A trajetória de Álvaro Machado como repórter, editor, crítico de artes, curador musical e pesquisador de esmero no campo da cultura com diversos trabalhos publicados é um aval indiscutível para um estudo sobre um artista tão erudito e ao mesmo tempo inquieto, impetuoso e complexo quanto Tulio Carella. Basta lembrar que apenas com 21 anos de idade, Carella foi da sua província até Buenos Aires para conhecer o poeta espanhol Federico Garcia Lorca a quem admirava e com quem travou um relacionamento mais intenso do que uma simples amizade. Para elaborar a biografia de Carella, como observa na apresentação do livro Ricardo Cardoso, Machado usou o mesmo método histórico-dialético proposto por Jean-Paul Sartre quando escreveu as biografias de Jean Genet e Gustave Flaubert. O método, ao qual alude Cardoso, consiste em “apreender o processo que produz uma pessoa, bem como o produto desta no interior de uma classe e de uma sociedade dada”.

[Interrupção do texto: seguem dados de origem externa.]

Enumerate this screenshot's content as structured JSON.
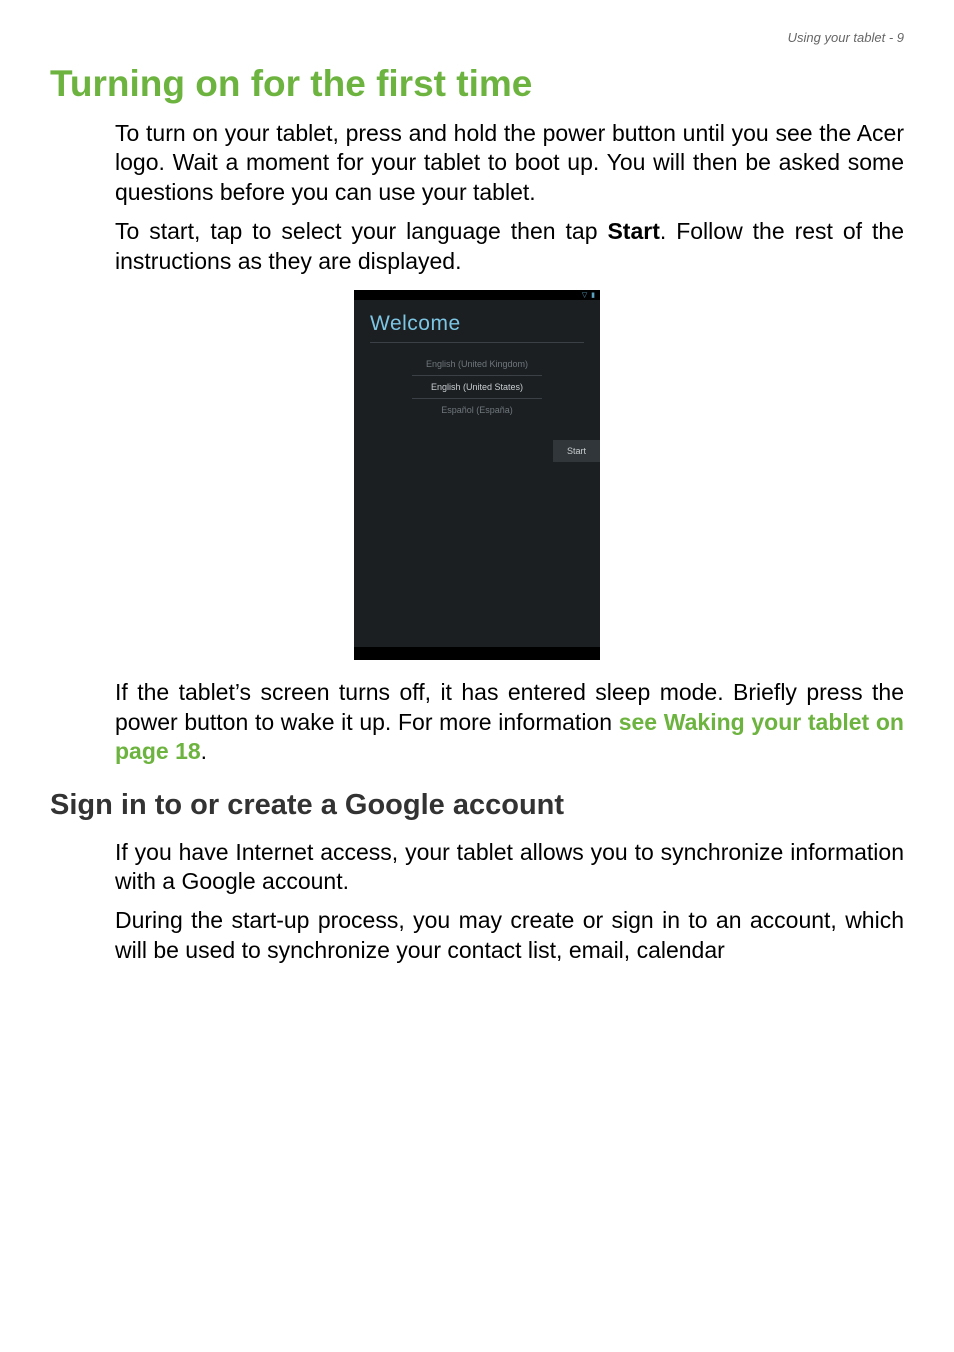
{
  "header": {
    "right": "Using your tablet - 9"
  },
  "h1": "Turning on for the first time",
  "para1_a": "To turn on your tablet, press and hold the power button until you see the Acer logo. Wait a moment for your tablet to boot up. You will then be asked some questions before you can use your tablet.",
  "para2_a": "To start, tap to select your language then tap ",
  "para2_bold": "Start",
  "para2_b": ". Follow the rest of the instructions as they are displayed.",
  "screenshot": {
    "welcome": "Welcome",
    "lang1": "English (United Kingdom)",
    "lang2": "English (United States)",
    "lang3": "Español (España)",
    "start": "Start",
    "status_icons": "▽ ▮"
  },
  "para3_a": "If the tablet’s screen turns off, it has entered sleep mode. Briefly press the power button to wake it up. For more information ",
  "para3_link": "see Waking your tablet on page 18",
  "para3_b": ".",
  "h2": "Sign in to or create a Google account",
  "para4": "If you have Internet access, your tablet allows you to synchronize information with a Google account.",
  "para5": "During the start-up process, you may create or sign in to an account, which will be used to synchronize your contact list, email, calendar"
}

De fato, percorrendo as páginas da obra de Machado fica clara a costura elaborada por ele no sentido de nunca dissociar o seu biografado dos espaços e acontecimentos que se entrelaçam com sua existência e emergem tanto nas peças que escreveu – Dom Basilio malcasado (1940), Dona Clorinda, descontente (1941), Juan basura (1965), entre outras – quanto em obras ensaísticas como Tango, mito y esencia (1956) e El sainete criollo (1957). Se nos seus primeiros textos teatrais Carella ainda devotava admiração pela cultura europeia e se valeu dos preceitos estilísticos do barroco espanhol e da commedia dell’arte para elaborá-los, nos anos seguintes, à medida que foi questionando uma série de elementos da vida política e cultural não apenas da Argentina, mas de outros países da América do Sul, incluindo o Brasil, sua criação ganhou novos contornos. Ela vai reverberar o pensamento e a atitude de um autor que, mesmo sendo descendente de imigrantes italianos, se aproximou das margens da sociedade, da cultura das ruas e buscou destrinchar a complexa teia da formação do tecido social de sua terra natal em que o branco, de origem europeia, apagou a presença dos povos originários e dos africanos escravizados, movimento que ganhou ainda mais força após a sua experiência no Recife.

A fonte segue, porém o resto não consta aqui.